Aquí va la nota completa que publicó El País (abajo viene el link). No me atreví a editarla porque es redondita:
«México: PINCHE
Por José Emilio Pacheco
En México, “pinche” canceló su acepción normal para adquirir, no se sabe cuándo, las características de un epíteto derogatorio que sorprende por su omnipresencia y durabilidad.
El más amplio catálogo de acepciones lo consigna el excelente Diccionario del español usual en México de Luis Fernando Lara en su segunda edición de 2009. Lara advierte que se trata de una grosería: «Pinche” 1. Que es despreciable o muy mezquino. 2. Que es de baja calidad, de bajo costo o muy pobre.
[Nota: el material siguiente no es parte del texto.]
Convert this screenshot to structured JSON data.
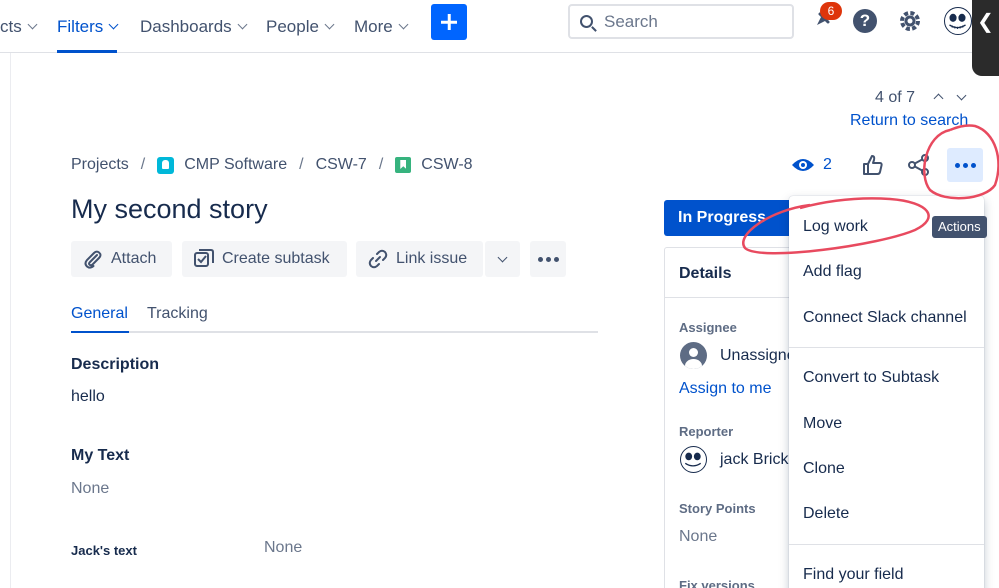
{
  "nav": {
    "items": [
      {
        "label": "cts"
      },
      {
        "label": "Filters"
      },
      {
        "label": "Dashboards"
      },
      {
        "label": "People"
      },
      {
        "label": "More"
      }
    ],
    "search_placeholder": "Search",
    "notification_count": "6",
    "help_label": "?",
    "side_handle": "❮"
  },
  "pager": {
    "position": "4 of 7",
    "return_label": "Return to search"
  },
  "breadcrumb": {
    "items": [
      "Projects",
      "CMP Software",
      "CSW-7",
      "CSW-8"
    ],
    "separator": "/"
  },
  "issue": {
    "title": "My second story",
    "watchers": "2",
    "status": "In Progress"
  },
  "actions": {
    "attach": "Attach",
    "create_subtask": "Create subtask",
    "link_issue": "Link issue"
  },
  "tabs": [
    {
      "label": "General"
    },
    {
      "label": "Tracking"
    }
  ],
  "fields": {
    "description_label": "Description",
    "description_value": "hello",
    "my_text_label": "My Text",
    "my_text_value": "None",
    "jacks_text_label": "Jack's text",
    "jacks_text_value": "None"
  },
  "details": {
    "title": "Details",
    "assignee_label": "Assignee",
    "assignee_value": "Unassigned",
    "assign_to_me": "Assign to me",
    "reporter_label": "Reporter",
    "reporter_value": "jack Brickey",
    "story_points_label": "Story Points",
    "story_points_value": "None",
    "fix_versions_label": "Fix versions"
  },
  "menu": {
    "items": [
      "Log work",
      "Add flag",
      "Connect Slack channel",
      "Convert to Subtask",
      "Move",
      "Clone",
      "Delete",
      "Find your field"
    ],
    "tooltip": "Actions"
  },
  "colors": {
    "primary": "#0052cc",
    "annotation": "#e84a5f"
  }
}
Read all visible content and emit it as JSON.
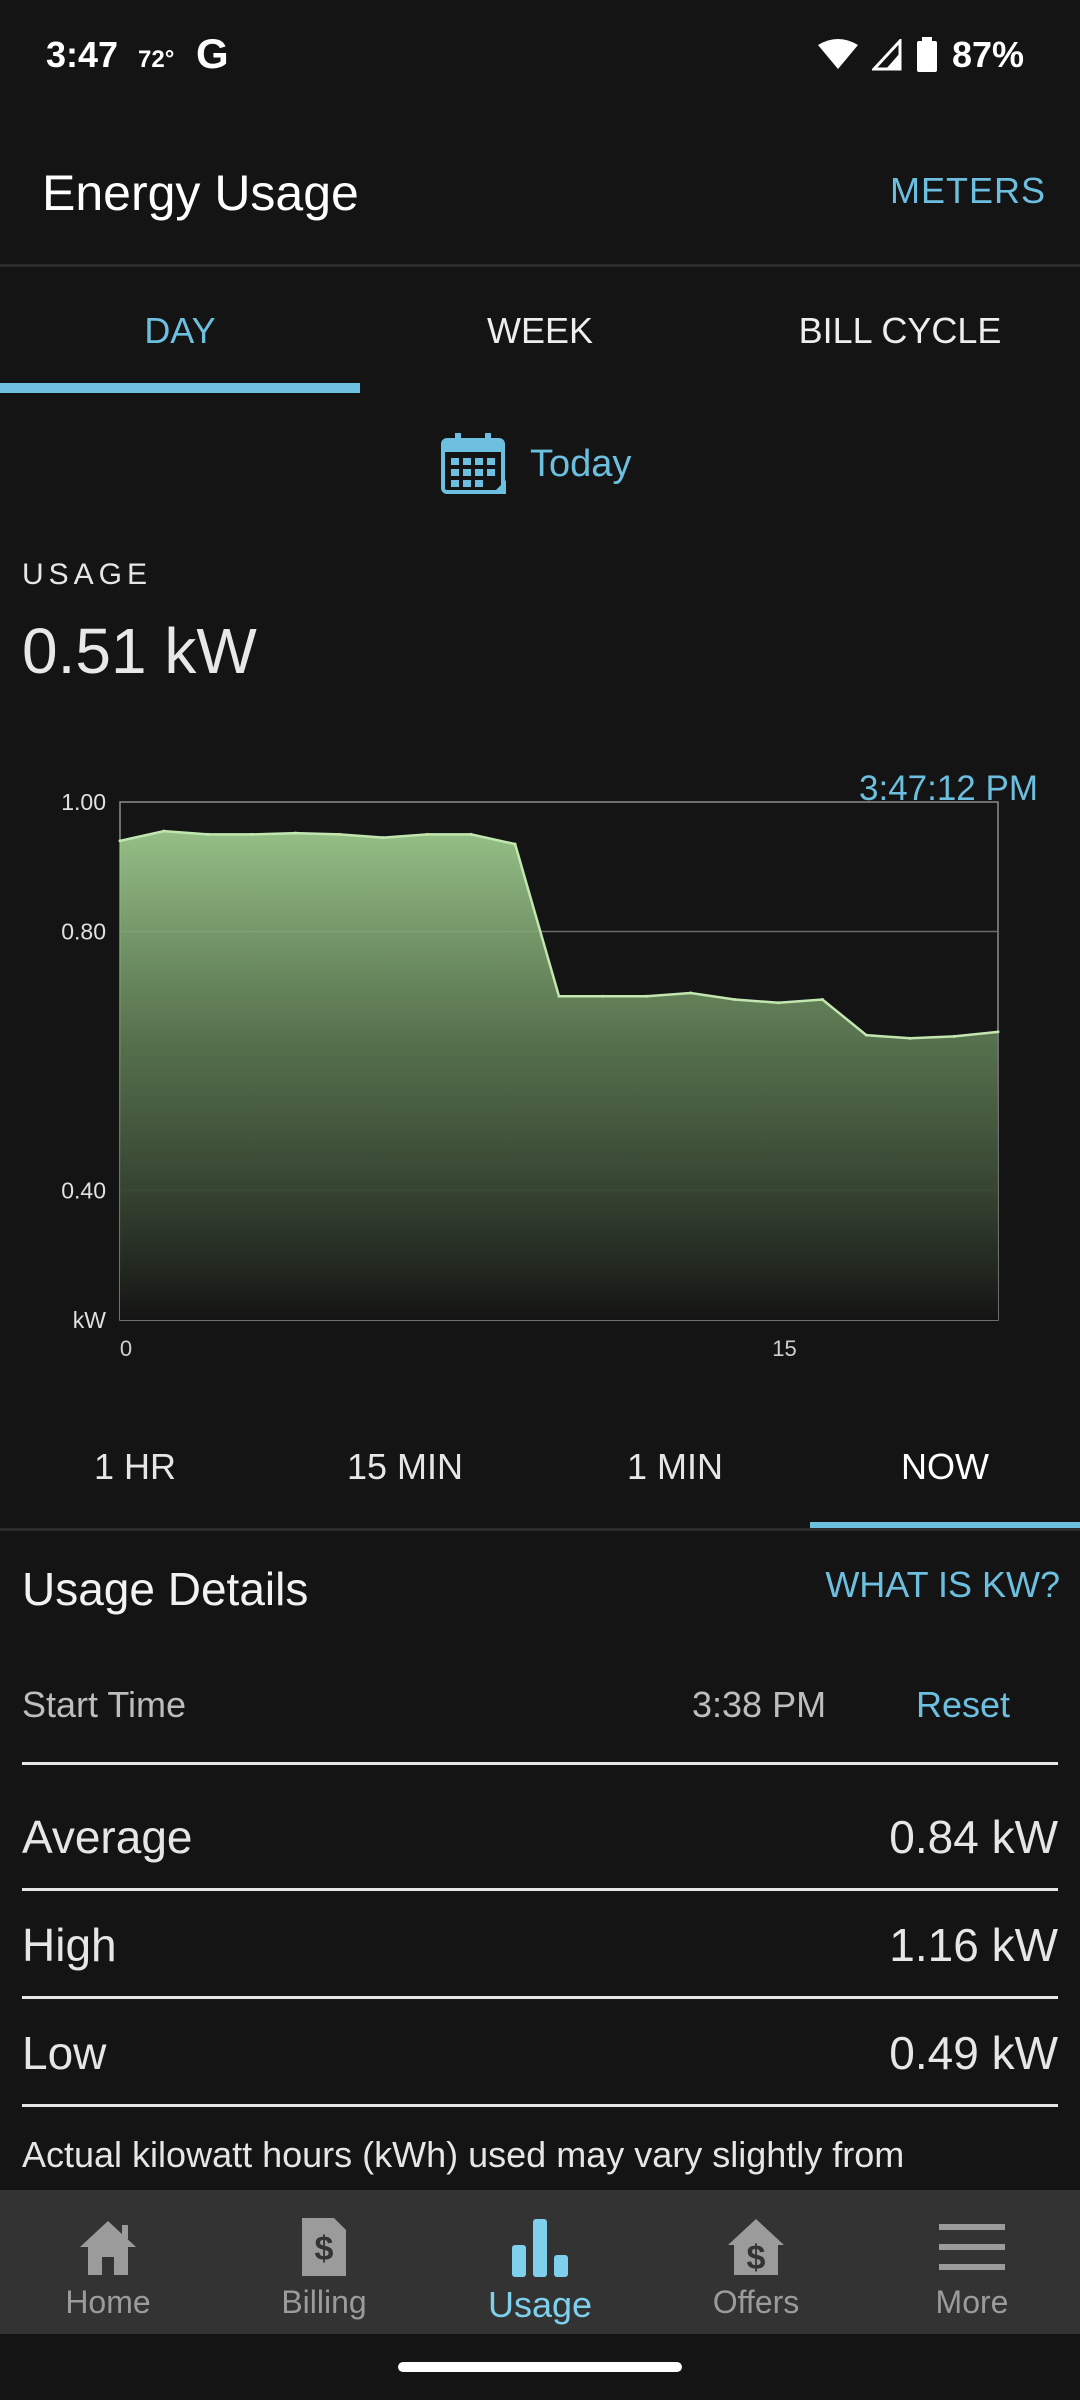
{
  "status_bar": {
    "time": "3:47",
    "temperature": "72°",
    "google_glyph": "G",
    "battery": "87%",
    "icons": [
      "wifi-icon",
      "cell-signal-icon",
      "battery-icon"
    ]
  },
  "app_bar": {
    "title": "Energy Usage",
    "meters_label": "METERS"
  },
  "tabs": [
    {
      "label": "DAY",
      "active": true
    },
    {
      "label": "WEEK",
      "active": false
    },
    {
      "label": "BILL CYCLE",
      "active": false
    }
  ],
  "date_picker": {
    "label": "Today",
    "icon": "calendar-icon"
  },
  "usage": {
    "label": "USAGE",
    "value": "0.51 kW"
  },
  "chart_data": {
    "type": "area",
    "title": "",
    "xlabel": "",
    "ylabel": "kW",
    "timestamp": "3:47:12 PM",
    "y_ticks": [
      "1.00",
      "0.80",
      "0.40"
    ],
    "x_ticks": [
      {
        "label": "0",
        "x": 0
      },
      {
        "label": "15",
        "x": 15
      }
    ],
    "xlim": [
      0,
      20
    ],
    "ylim": [
      0.2,
      1.0
    ],
    "grid": true,
    "x": [
      0,
      1,
      2,
      3,
      4,
      5,
      6,
      7,
      8,
      9,
      10,
      11,
      12,
      13,
      14,
      15,
      16,
      17,
      18,
      19,
      20
    ],
    "values": [
      0.94,
      0.955,
      0.95,
      0.95,
      0.952,
      0.95,
      0.945,
      0.95,
      0.95,
      0.935,
      0.7,
      0.7,
      0.7,
      0.705,
      0.695,
      0.69,
      0.695,
      0.64,
      0.635,
      0.638,
      0.645
    ],
    "colors": {
      "line": "#c2e6b0",
      "fill_top": "#9cc88c",
      "fill_bottom": "#141414",
      "grid": "#6a6a6a",
      "axis": "#8c8c8c",
      "timestamp": "#6cbfdf"
    }
  },
  "interval_tabs": [
    {
      "label": "1 HR",
      "active": false
    },
    {
      "label": "15 MIN",
      "active": false
    },
    {
      "label": "1 MIN",
      "active": false
    },
    {
      "label": "NOW",
      "active": true
    }
  ],
  "details": {
    "title": "Usage Details",
    "what_is_label": "WHAT IS KW?",
    "start_time_label": "Start Time",
    "start_time_value": "3:38 PM",
    "reset_label": "Reset",
    "stats": [
      {
        "label": "Average",
        "value": "0.84 kW"
      },
      {
        "label": "High",
        "value": "1.16 kW"
      },
      {
        "label": "Low",
        "value": "0.49 kW"
      }
    ],
    "note": "Actual kilowatt hours (kWh) used may vary slightly from"
  },
  "bottom_nav": [
    {
      "label": "Home",
      "icon": "home-icon",
      "active": false
    },
    {
      "label": "Billing",
      "icon": "bill-icon",
      "active": false
    },
    {
      "label": "Usage",
      "icon": "bar-chart-icon",
      "active": true
    },
    {
      "label": "Offers",
      "icon": "offers-icon",
      "active": false
    },
    {
      "label": "More",
      "icon": "menu-icon",
      "active": false
    }
  ],
  "colors": {
    "accent": "#6cbfdf",
    "background": "#141414",
    "nav_background": "#333333"
  }
}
“Pinche” puede ser un empleado, el hábito de fumar, la suerte, un policía, una camisa, un perro, una casa, una persona, el mundo entero, una comida, un regalo, un sueldo o bien lo que a usted se le ocurra. Se trata, pues, de un epíteto que degrada todo lo que toca. Normaliza y vuelve aceptable una furia sin límites contra algo que nos ofende y humilla pero no podemos cambiar.
Admite grados y amplificaciones: “Esa novela me pareció un poco pinche”. “El racismo es una actitud pinchísima”. A veces puede ser un sustantivo inapelable: “No te lleves con él: es un tipo de lo más pinche.” Puede adquirir el rango de injuria máxima: “No me vuelvas a hablar, hijo de tu pinche madre.”
No sé cuándo empezó a emplearse y nunca he leído nada sobre su origen. Ya que “pinche” en español común es “el ayudante de cocina”, sin ninguna pretensión ni autoridad, se me ocurre que el término se originó en tiempos de la hacienda y el latifundio. Nació entre los peones obligados a trabajar la tierra para beneficio de los amos y que veían con explicable resentimiento a quienes laboraban en ocupaciones serviles dentro de la casa grande.
Si el uso está restringido a México, resulta algo anecdótico e insignificante frente al hecho de que, a diferencia de tantos otros idiomas, quinientos millones de personas podamos entendernos en nuestra lengua materna. Es una “pinche” desgracia que muy pocas veces tengamos conciencia de este prodigio».